Invited Speaker

Abstract: The entrainment of sediment particles represents one of the long-standing issues in water resources and environmental engineering areas. The difficulty in predicting particle entrainment resides mostly in the uncertainties of turbulent flows, particularly for the random energetic turbulent structures and corresponding fluctuations of flow velocities that impact sediment particles. Most recently, a shift from the force-dominated model to the impulse- or energy-based model has been promoted in an attempt to better account for the underlying mechanism of entrainment and, thus, attaining more accurate predictions on the threshold of motion conditions. This study contributes to such efforts by highlighting the sequences of flow velocity and hydrodynamic pressure recorded over the entrainment of particles. The advantage of using this sequence approach is twofold. First, it accounts for the duration aspect of applied forces (estimated from pressure integration), which, combined with force magnitude, yields a more versatile and consistent criterion of particle entrainment based on the impulse model.
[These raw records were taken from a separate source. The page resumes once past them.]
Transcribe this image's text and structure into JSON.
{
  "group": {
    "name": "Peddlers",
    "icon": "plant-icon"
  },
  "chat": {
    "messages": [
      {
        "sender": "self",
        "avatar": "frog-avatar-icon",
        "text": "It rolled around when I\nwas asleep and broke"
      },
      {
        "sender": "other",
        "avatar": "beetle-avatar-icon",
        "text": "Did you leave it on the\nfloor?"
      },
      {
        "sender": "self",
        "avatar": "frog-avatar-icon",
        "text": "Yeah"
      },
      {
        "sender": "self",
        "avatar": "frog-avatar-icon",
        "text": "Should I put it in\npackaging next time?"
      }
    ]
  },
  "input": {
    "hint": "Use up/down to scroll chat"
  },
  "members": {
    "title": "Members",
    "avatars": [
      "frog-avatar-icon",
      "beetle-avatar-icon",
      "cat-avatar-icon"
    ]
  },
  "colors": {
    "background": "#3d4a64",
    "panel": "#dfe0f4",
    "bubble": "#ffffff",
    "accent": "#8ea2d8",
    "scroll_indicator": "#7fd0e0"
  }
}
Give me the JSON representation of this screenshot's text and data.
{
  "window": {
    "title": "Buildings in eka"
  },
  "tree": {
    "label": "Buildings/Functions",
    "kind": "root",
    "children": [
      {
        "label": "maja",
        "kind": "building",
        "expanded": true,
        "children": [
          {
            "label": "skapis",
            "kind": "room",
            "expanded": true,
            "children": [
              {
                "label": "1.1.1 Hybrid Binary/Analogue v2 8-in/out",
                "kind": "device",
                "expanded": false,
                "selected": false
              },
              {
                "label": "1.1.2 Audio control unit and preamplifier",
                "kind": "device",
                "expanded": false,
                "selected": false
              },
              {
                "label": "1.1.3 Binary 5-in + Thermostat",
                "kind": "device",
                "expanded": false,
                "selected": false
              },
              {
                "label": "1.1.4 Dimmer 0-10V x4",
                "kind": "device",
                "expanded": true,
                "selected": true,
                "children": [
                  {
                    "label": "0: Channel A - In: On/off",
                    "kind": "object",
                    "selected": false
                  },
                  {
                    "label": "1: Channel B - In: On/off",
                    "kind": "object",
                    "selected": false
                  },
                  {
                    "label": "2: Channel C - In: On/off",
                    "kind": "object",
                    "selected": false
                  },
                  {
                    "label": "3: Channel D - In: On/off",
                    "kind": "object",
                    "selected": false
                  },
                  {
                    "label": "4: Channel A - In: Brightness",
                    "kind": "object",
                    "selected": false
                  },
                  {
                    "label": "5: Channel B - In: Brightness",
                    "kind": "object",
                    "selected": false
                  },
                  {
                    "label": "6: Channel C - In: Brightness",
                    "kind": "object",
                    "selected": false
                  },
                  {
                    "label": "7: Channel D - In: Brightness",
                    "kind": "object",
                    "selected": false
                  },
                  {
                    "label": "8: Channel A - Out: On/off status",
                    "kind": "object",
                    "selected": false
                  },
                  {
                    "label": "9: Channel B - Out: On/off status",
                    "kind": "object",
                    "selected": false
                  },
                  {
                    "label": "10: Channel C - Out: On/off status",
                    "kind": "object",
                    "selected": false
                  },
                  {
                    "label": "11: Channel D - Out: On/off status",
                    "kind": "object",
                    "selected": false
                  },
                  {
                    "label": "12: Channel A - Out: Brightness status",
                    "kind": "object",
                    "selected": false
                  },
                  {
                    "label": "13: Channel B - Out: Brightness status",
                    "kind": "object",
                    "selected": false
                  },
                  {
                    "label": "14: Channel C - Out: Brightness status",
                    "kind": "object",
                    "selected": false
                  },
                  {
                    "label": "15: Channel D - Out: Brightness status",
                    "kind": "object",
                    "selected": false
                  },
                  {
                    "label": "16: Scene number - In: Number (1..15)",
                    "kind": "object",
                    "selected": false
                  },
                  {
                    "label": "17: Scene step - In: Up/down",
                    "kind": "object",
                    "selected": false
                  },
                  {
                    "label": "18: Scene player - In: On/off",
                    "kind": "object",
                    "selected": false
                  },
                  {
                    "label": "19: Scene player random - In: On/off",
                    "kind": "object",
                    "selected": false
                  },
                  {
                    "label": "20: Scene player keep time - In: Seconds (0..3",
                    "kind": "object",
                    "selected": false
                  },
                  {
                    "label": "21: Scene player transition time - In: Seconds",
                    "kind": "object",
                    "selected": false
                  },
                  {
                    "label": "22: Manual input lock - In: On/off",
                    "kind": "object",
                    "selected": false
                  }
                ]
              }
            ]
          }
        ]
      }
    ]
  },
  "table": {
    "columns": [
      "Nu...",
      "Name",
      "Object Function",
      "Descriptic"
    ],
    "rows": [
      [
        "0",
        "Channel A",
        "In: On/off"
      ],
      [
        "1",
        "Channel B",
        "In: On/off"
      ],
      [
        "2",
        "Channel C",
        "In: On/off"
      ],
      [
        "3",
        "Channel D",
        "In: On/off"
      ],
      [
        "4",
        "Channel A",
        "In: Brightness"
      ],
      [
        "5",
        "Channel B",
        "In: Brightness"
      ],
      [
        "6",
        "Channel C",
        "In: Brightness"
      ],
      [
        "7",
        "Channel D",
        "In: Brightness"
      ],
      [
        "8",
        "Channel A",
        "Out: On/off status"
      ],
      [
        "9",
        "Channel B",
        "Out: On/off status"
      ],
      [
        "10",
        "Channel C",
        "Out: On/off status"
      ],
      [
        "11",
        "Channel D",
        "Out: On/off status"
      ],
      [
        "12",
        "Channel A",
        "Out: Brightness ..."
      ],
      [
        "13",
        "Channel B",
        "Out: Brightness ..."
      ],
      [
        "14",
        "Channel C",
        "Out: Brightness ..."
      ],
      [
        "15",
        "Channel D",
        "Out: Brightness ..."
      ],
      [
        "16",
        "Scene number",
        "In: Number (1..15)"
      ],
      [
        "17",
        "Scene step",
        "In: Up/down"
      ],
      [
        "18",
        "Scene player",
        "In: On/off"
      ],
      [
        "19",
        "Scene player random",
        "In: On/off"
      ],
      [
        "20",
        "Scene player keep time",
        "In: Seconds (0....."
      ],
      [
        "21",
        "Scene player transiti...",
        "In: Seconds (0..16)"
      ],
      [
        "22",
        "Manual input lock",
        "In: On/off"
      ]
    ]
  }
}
Second, it captures a time series of variations in flow velocity as turbulent structures sweep through the near-bed region and mobilize particles. This provides a more comprehensive description of fluid motion than treating it as a collection of isolated incidents occurring during the entrainment process. Specifically, the data used here are collected simultaneously through LDV and pressure transducers at a sampling rate of 250 Hz, sufficiently high to resolve turbulence characteristics that are capable of displacing sediment particles. Although the observed pressure sequences are highly related to the coincident velocity sequences, details of these records exhibit a discrepancy in the higher frequency ranges of turbulent fluctuations. Pressure response appears to lose high frequency components shown in the flow velocity variations—a main reason that velocity history alone cannot fully represent the hydrodynamic impact experienced by sediment particles. To overcome this limitation of velocity sequences, we propose to use pressure sequences as an additional means of accounting for the mechanistic aspects of entrainment. The coupled velocity and pressure sequences provide a more comprehensive perspective on the processes of particle displacement.

Keywords: Qudrant sequences, Particle entrainment, Sediment transport, Turbulence

Biography: Dr. Panayiotis Diplas received his M.S. and Ph.D. degrees in Civil Engineering from the University of Minnesota. Prior to joining Lehigh in 2013, he taught at Virginia Tech for 25 years. He has published widely in the areas environmental, fluvial and infrastructure hydraulics. His work has been recognized by a number of awards, including the NSF National Young Investigator, H. A. Einstein from ASCE, best paper published in the Journal of Hydraulic Engineering in 2012 (Hilgard Hydraulic Prize), and a Certificate of Teaching Excellence. He is currently the P.C. Rossin Professor and Chair of the Civil and Envitonmental Engineering Department at Lehigh University.